Comparing this study with the only two others that proposed classification benchmark datasets considering more general aspects (Bischl et al. 2017; Olson et al. 2017), some differences are noticeable. The teaching dataset, that appeared most in the different selections and is considered of greater difficulty for being in the positive IS quadrant (see Fig. 4a), is not present in the previous benchmarks. The only common datasets with these studies are: (i) phishing, diabetic, balance, and credit for Bischl et al. (2017) and (ii) titanic, flare, diabetics, coil2000, mushroom, credit, automobile, yeast, crx, dermatology, and spambase for Olson et al. (2017). As can be seen, there are few datasets common to all studies, although there are more similarities of our selections with (Olson et al. 2017), who also used MtL to analyze the datasets. But neither of the previous work used any kind of optimization in this selection process, differing from our proposal.

4.2 Hardest datasets

While in the previous analysis the most diverse datasets were considered by adopting all the 235 datasets in the IS for classification, here the same methodology was applied to determine benchmarks with \(M=\{5, 10, 20, 30\}\) datasets that are able to challenge the most the ML classification algorithms. These datasets are contained in the IS Quadrant 1 (with \(Z_1\ge 0\) and \(Z_2\ge 0\)). The visual results are in Fig. 5 and the datasets names are in Table 2 (appendix section).

Fig. 5
figure 5

Hardest classification datasets selected by the LM algorithm, represented as red dots (Color figure online)
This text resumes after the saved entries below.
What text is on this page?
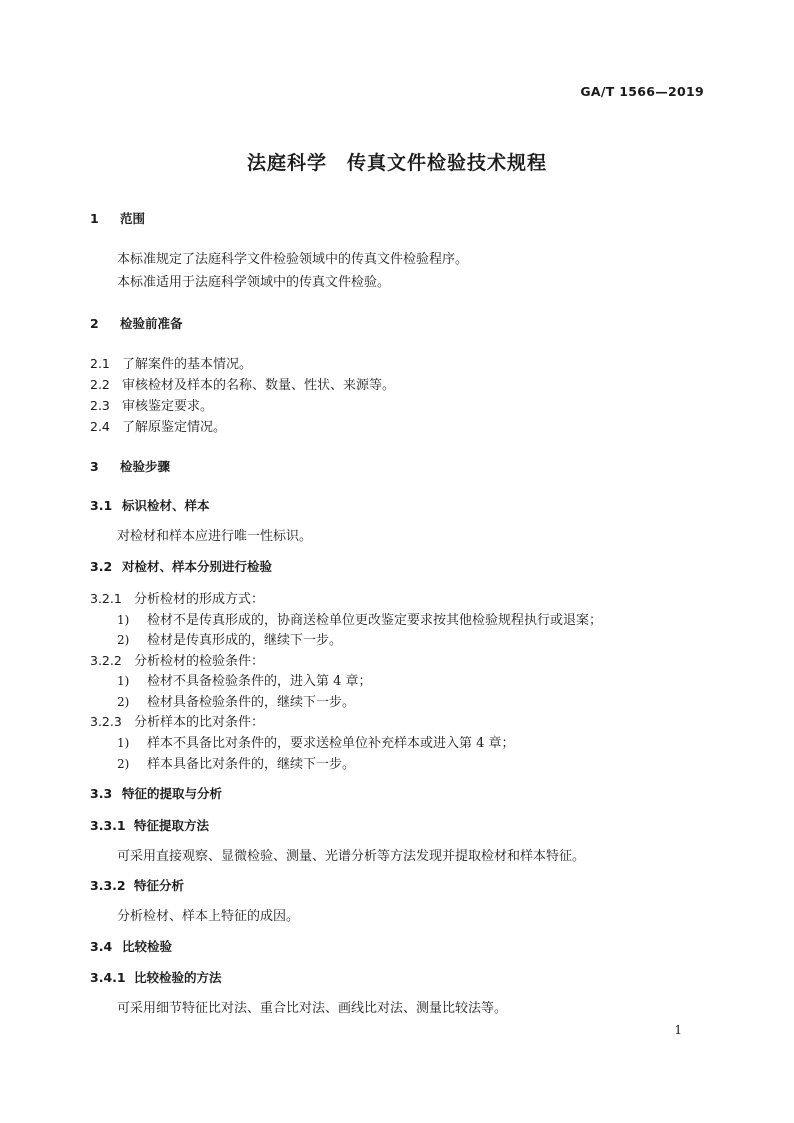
GA/T 1566—2019
法庭科学　传真文件检验技术规程
1 范围
本标准规定了法庭科学文件检验领域中的传真文件检验程序。
本标准适用于法庭科学领域中的传真文件检验。
2 检验前准备
2.1 了解案件的基本情况。
2.2 审核检材及样本的名称、数量、性状、来源等。
2.3 审核鉴定要求。
2.4 了解原鉴定情况。
3 检验步骤
3.1 标识检材、样本
对检材和样本应进行唯一性标识。
3.2 对检材、样本分别进行检验
3.2.1 分析检材的形成方式：
1) 检材不是传真形成的，协商送检单位更改鉴定要求按其他检验规程执行或退案；
2) 检材是传真形成的，继续下一步。
3.2.2 分析检材的检验条件：
1) 检材不具备检验条件的，进入第 4 章；
2) 检材具备检验条件的，继续下一步。
3.2.3 分析样本的比对条件：
1) 样本不具备比对条件的，要求送检单位补充样本或进入第 4 章；
2) 样本具备比对条件的，继续下一步。
3.3 特征的提取与分析
3.3.1 特征提取方法
可采用直接观察、显微检验、测量、光谱分析等方法发现并提取检材和样本特征。
3.3.2 特征分析
分析检材、样本上特征的成因。
3.4 比较检验
3.4.1 比较检验的方法
可采用细节特征比对法、重合比对法、画线比对法、测量比较法等。
1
Here the IS was reduced by a quarter and the proposed method was automatically adapted by reducing \(R_{opt}\). An increased number of datasets leads to more overlapping of regions, and the LM method really forces the selection of more extreme and distant datasets. This is because the dataset selection does not depend only on their positions in the IS, but on the coverage of the entire search space considered, which makes the proposed method less susceptible to regions of high densities in the space.

In order to show how the difficulty level of the selected datasets increased here compared to selecting datasets from all the IS, Fig. 6 shows boxplots of the error rates (ER as measured by Eq. 10) of the classification techniques composing the pool \({\mathcal {A}}\). Boxplots in green correspond to the ER values registered for the diverse benchmark of datasets, while boxplots in blue contain the ER registered for the hard datasets. In these cases benchmarks of \(M=30\) datasets are considered. In red are boxplots of the ERs for all 235 datasets in the pool \({\mathcal {I}}\). Clearly, the error rates are higher for the hard datasets, for all classification techniques considered. On the other hand, the interquartile ranges (IQR) are usually larger for the diverse benchmark, demonstrating it encompasses datasets with distinct hardness profiles (from easy to hard to classify). The boxplots for diverse datasets are in general similar and sometimes larger than those of using all datasets, showing how the proposed methodology successfully captured the entire IS representation in terms of classification difficulty, but with a smaller number of core instances.

Fig. 6
figure 6

Boxplots of error rates (ER) of classification techniques in the pool \({\mathcal {A}}\) for the datasets composing the set of diverse datasets (in green), the set of hard datasets (in blue), for \(M=30\), and all the pool \({\mathcal {I}}\) of datasets (in red) (Color figure online)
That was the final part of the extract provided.